Читаем Цукерман освобожденный полностью

И что он мог на это возразить? Все, что сказала бы она, звучало так честно и убедительно, а все, что сказал бы он, звучало так неискренне и вяло. Оставалось только надеяться, что она не сможет так стройно обосновать свои претензии к нему, как получилось у него самого. Но, зная ее, рассчитывать на это он не мог. О, его смелая, разумная, серьезная, благородная Лорелея! А он бросил ее. Написав книгу якобы про кого-то другого, кто пытается освободиться от привычных пут.

На Бэнк-стрит он дал таксисту на чай пятерку — за отвагу, проявленную на Вестсайдском шоссе. Он и сотню мог дать. Он оказался дома.

Но Лоры дома не было. Он звонил и звонил, потом побежал к соседям, вниз по бетонной лестнице, в квартиру в подвале. Громко постучал в дверь. Розмари, учительница на пенсии, прежде чем отпереть замки, долго смотрела в глазок.

Лора уехала в Пенсильванию, в Алленвуд — встретиться с Дугласом Мюллером по поводу его условно-досрочного освобождения.

Алленвуд — тюрьма нестрогого режима, куда направляли тех, кто совершил ненасильственные преступления. Один из Лориных подопечных, Дуглас, молодой иезуит, отказался от монашества, чтобы бороться с призывом в армию, уже не будучи защищенным саном.
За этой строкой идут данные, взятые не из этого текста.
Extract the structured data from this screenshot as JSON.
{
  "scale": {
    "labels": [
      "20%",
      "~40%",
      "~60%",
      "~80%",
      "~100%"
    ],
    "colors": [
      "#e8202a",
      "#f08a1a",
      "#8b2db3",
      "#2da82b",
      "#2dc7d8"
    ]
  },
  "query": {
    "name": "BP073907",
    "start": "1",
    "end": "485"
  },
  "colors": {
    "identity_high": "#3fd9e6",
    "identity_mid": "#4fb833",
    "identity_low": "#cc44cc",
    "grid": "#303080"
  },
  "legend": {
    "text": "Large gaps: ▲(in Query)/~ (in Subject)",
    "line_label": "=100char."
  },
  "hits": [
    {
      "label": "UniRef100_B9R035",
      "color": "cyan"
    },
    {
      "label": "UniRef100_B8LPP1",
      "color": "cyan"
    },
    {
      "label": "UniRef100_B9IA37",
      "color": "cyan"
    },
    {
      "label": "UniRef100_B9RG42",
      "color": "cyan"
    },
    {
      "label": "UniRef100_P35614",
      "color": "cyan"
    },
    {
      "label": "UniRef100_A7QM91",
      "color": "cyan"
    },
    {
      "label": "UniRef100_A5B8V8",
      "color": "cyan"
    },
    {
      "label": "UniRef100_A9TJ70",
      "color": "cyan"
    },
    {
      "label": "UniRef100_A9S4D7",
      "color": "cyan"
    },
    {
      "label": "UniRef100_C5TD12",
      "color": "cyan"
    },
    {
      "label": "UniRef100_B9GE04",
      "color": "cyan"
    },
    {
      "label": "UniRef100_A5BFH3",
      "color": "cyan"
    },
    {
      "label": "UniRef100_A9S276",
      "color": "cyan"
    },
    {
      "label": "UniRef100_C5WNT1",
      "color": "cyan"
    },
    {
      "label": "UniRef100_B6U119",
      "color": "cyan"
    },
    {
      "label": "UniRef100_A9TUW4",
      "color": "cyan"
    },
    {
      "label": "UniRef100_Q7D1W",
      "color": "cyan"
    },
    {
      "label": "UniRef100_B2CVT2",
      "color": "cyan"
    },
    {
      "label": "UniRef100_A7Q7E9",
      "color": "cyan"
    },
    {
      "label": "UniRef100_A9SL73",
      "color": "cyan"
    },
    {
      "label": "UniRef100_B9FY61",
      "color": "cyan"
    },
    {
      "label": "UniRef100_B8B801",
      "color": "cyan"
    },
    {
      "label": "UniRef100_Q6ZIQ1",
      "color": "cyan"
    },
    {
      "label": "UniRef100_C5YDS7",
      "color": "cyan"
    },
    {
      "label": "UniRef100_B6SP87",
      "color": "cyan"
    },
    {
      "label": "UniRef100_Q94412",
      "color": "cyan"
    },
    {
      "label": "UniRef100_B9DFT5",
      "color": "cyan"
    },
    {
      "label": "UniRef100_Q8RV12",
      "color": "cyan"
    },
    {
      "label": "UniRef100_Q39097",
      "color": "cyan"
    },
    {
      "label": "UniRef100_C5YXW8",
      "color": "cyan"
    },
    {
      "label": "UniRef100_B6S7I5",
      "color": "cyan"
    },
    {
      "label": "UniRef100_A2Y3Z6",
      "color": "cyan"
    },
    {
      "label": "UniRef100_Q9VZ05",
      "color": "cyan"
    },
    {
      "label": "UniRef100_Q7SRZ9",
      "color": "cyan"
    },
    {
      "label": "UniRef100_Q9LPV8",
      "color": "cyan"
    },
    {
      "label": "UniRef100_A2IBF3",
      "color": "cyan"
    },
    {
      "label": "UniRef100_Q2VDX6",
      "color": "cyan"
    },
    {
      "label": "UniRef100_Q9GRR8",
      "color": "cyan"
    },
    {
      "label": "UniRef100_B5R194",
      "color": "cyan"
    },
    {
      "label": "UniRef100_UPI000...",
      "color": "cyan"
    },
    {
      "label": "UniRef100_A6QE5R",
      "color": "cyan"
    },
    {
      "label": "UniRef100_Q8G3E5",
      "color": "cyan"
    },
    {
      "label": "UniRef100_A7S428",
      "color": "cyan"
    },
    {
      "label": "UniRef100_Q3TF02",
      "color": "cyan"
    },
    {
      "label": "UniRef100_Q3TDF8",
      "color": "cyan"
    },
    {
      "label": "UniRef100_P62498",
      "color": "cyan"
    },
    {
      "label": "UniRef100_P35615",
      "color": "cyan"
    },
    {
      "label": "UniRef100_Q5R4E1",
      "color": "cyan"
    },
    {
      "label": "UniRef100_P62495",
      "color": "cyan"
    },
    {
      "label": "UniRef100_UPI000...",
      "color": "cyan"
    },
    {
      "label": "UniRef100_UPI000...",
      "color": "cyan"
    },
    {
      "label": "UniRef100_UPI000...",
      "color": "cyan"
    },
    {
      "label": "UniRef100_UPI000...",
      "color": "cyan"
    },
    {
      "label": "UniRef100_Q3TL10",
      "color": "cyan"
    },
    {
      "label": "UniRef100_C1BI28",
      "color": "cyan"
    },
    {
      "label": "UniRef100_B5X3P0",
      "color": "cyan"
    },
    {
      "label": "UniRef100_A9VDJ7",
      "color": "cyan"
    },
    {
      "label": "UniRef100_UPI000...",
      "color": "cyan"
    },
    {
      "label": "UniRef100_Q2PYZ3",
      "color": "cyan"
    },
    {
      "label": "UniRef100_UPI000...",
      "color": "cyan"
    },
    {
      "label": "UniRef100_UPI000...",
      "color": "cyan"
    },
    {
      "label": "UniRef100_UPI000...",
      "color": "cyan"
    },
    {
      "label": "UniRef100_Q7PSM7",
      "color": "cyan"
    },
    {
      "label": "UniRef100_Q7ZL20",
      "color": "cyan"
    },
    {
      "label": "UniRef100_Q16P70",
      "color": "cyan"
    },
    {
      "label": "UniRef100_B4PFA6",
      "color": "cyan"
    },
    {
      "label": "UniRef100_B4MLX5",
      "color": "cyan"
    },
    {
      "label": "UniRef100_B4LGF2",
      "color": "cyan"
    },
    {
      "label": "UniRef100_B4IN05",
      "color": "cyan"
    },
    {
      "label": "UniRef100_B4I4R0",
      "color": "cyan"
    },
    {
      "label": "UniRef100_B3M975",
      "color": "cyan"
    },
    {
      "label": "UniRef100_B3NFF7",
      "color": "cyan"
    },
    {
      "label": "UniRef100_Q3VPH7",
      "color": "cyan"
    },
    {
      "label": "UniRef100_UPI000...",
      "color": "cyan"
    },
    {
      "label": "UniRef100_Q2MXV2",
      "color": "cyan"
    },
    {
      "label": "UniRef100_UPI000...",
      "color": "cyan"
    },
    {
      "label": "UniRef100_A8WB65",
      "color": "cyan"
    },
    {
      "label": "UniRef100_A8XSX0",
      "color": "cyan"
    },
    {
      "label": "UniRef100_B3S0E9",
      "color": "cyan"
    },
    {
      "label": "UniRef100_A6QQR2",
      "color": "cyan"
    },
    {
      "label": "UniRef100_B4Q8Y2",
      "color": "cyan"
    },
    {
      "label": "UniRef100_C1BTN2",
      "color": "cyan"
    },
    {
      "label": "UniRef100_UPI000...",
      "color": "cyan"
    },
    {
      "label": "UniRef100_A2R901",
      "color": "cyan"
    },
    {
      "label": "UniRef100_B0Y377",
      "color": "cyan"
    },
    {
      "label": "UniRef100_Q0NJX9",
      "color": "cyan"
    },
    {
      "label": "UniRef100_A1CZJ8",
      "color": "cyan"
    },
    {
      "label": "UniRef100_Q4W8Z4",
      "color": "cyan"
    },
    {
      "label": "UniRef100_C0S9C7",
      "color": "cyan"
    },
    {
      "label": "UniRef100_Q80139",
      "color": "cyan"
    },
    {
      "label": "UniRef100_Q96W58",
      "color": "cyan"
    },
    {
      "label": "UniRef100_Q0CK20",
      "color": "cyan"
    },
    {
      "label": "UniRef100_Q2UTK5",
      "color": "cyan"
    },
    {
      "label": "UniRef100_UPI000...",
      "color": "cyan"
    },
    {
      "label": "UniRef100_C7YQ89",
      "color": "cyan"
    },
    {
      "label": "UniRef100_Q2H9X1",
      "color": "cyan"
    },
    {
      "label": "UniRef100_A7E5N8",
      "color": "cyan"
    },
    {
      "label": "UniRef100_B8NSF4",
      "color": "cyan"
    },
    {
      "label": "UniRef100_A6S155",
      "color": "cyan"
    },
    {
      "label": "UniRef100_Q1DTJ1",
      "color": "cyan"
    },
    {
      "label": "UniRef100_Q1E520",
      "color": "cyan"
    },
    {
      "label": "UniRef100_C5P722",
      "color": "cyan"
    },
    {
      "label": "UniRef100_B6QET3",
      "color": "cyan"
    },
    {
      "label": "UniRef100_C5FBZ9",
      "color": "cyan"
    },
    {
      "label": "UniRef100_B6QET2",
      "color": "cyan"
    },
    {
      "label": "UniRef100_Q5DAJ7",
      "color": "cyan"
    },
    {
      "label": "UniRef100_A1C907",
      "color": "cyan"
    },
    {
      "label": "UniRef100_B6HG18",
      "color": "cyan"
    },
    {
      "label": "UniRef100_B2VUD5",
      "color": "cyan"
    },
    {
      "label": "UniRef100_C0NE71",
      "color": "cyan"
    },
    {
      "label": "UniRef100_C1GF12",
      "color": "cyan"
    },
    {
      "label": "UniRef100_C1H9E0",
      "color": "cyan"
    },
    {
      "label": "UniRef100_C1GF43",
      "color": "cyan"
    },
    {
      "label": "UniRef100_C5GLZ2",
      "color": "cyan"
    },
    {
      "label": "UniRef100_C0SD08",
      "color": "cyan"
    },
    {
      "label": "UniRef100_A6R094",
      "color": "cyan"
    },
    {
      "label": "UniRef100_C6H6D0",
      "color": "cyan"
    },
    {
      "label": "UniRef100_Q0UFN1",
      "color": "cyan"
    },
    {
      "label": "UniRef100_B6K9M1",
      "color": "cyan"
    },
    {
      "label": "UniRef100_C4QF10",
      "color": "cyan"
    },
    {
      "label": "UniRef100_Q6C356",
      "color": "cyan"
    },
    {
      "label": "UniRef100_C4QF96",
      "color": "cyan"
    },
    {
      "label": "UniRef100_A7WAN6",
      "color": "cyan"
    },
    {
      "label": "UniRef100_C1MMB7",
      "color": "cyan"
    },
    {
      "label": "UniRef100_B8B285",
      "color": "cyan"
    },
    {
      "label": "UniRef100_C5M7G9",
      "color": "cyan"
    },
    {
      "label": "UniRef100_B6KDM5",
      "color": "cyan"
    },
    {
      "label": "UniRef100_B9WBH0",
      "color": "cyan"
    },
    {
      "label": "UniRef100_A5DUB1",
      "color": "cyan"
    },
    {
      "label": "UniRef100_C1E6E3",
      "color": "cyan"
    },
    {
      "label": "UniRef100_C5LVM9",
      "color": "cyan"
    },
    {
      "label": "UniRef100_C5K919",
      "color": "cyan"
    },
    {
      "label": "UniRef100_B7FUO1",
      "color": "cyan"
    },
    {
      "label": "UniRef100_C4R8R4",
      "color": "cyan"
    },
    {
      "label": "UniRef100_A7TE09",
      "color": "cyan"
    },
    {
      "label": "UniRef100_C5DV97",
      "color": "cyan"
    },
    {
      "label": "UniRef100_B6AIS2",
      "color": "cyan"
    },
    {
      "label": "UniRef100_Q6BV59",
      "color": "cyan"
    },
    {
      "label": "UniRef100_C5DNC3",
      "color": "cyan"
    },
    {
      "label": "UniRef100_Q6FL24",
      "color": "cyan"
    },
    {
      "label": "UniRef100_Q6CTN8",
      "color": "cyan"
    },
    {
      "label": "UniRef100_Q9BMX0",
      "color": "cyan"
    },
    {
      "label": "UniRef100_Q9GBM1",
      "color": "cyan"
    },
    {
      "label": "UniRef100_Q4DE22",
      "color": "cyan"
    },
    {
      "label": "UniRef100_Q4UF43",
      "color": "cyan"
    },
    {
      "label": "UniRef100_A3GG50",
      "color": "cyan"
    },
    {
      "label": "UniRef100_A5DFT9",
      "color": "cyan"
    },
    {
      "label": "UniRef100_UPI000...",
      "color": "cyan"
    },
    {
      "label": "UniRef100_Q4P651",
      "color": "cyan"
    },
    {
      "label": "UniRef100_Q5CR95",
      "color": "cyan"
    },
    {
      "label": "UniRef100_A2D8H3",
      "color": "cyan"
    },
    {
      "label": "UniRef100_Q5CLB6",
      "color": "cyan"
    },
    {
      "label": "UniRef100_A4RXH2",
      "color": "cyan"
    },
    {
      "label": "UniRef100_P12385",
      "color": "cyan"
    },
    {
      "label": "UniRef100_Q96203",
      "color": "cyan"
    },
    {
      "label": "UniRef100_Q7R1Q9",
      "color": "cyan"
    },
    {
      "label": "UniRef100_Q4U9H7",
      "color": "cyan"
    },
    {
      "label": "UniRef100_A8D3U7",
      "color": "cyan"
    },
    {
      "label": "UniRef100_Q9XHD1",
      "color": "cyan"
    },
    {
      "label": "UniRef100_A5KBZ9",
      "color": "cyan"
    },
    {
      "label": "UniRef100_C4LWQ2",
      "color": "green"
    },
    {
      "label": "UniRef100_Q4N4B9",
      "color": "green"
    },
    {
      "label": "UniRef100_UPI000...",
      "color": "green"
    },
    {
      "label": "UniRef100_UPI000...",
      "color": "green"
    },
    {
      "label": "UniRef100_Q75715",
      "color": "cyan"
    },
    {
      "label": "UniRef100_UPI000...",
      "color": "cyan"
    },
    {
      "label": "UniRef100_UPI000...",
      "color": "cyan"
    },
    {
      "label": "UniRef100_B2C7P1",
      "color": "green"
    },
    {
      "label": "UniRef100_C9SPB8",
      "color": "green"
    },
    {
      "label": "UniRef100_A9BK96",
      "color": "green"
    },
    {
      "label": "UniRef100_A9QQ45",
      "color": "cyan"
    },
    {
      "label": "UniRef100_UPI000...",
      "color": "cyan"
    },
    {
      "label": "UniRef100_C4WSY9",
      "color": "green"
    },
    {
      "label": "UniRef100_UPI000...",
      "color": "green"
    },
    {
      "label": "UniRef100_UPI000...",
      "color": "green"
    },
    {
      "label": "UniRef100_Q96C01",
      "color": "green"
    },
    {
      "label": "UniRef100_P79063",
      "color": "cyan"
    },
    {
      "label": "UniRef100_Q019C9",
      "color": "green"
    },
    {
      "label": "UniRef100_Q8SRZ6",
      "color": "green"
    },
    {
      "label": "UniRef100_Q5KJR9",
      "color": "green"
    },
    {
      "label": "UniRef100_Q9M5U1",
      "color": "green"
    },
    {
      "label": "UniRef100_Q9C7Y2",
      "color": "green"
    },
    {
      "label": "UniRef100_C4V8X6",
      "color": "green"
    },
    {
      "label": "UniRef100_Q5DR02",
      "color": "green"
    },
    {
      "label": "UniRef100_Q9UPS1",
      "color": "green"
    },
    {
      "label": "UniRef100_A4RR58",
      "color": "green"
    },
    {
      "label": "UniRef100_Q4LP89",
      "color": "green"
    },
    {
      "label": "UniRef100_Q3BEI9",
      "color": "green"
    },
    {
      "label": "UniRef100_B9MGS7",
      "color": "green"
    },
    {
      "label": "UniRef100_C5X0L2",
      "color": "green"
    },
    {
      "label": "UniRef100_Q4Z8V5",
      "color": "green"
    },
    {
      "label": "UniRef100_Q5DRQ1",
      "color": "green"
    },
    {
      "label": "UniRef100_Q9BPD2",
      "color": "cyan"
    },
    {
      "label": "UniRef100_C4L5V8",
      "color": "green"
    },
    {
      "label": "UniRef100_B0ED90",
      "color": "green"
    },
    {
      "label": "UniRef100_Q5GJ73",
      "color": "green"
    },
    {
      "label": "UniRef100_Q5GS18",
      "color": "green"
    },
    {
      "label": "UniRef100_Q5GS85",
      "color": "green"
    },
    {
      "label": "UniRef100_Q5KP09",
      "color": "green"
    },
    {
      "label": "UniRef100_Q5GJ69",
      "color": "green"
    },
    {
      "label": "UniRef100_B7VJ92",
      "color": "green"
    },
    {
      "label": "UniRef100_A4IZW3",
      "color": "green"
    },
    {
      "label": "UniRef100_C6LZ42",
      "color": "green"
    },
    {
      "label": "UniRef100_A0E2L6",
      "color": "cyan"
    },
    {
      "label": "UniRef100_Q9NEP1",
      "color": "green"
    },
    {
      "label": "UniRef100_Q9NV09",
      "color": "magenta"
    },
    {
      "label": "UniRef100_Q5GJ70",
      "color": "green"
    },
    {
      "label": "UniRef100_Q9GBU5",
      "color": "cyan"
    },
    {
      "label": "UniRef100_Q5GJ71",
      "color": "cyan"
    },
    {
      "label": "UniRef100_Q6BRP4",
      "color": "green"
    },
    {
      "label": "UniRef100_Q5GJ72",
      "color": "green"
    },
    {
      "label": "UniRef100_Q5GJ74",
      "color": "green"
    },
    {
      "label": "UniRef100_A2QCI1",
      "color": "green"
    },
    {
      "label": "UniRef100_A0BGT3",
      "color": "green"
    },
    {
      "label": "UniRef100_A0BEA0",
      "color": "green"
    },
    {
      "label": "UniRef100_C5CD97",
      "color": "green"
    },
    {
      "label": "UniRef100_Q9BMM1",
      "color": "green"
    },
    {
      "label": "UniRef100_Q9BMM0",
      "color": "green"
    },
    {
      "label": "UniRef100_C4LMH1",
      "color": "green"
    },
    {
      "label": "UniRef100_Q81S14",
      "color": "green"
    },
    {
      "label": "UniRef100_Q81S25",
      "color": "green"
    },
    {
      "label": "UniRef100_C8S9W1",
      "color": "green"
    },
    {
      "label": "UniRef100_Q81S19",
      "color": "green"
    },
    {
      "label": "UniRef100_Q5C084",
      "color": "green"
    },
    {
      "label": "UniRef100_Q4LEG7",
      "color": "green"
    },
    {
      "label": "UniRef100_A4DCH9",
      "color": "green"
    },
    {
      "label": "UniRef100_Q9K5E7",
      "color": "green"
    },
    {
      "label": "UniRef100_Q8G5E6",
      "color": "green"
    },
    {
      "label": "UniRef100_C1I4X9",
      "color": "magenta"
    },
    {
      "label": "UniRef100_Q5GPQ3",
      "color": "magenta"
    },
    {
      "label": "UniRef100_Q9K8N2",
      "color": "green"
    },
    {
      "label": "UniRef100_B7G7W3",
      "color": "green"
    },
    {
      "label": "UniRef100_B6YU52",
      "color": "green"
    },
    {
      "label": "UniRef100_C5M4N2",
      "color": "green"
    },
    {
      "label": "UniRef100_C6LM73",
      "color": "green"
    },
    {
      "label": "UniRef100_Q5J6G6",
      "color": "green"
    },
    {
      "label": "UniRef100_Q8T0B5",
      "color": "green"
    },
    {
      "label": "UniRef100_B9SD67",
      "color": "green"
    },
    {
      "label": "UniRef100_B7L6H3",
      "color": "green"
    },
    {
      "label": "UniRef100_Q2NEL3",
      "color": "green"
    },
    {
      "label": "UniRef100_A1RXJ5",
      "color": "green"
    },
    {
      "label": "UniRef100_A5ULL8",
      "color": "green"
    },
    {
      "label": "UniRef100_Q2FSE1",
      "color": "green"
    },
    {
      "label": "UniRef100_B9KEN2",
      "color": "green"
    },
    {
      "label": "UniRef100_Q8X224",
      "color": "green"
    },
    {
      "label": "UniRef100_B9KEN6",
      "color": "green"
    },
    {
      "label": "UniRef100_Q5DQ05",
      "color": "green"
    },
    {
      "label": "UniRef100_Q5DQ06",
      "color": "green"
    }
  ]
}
Год назад, когда Цукерман поехал с Лорой навестить его в тюрьме, Дуглас признался Натану, что у него была еще одна причина уйти из монастыря: в Гарварде, куда орден послал его изучать языки Ближнего Востока, он потерял невинность. «Такое случается, — сказал он, — когда разгуливаешь по Кеймбриджу без воротничка-колоратки». Дуглас надевал воротничок, только когда выходил на демонстрацию в поддержку Сесара Чавеса[39] или против войны, обычно ходил в рубашке и джинсах. Этому застенчивому, задумчивому пареньку со Среднего Запада было лет двадцать пять, и силу его верности делу, требующему полного самоотречения, можно было понять по хрустальной ясности его светло-голубых глаз.

Дуглас что-то знал от Лоры о романе, который дописывал Цукерман, и во время визита развлекал писателя историями о том, как он студентом пытался бороться с грехом самоудовлетворения. Скрипя зубами и пунцовея, он рассказывал Цукерману о тех временах в Милуоки, когда утром он первым делом шел исповедоваться в бесчинствах прошедшей ночи, а через час снова возвращался исповедоваться. И ничто в этом мире, равно как и в другом, не могло ему помочь — ни размышления о страстях Христовых, ни надежда на воскресение, ни сочувственно к нему относившийся священник школы иезуитов, который в конце концов отказался отпускать ему грехи чаще чем раз в сутки. Переработанные и перемешанные с воспоминаниями самого Натана, кое-какие из лучших историй Дугласа проникли и в жизнь Карновского, юного создания, терзаемого онанизмом в еврейском Нью-Джерси так же, как терзался им Дуглас, росший в католическом Висконсине. Подписанный экземпляр первого издания книги автор послал в Алленвуд и в ответ получил от узника короткую сочувственную записку: «Передайте бедняге Карновскому: я молюсь, чтобы Господь дал ему сил. Брат Дуглас Мюллер».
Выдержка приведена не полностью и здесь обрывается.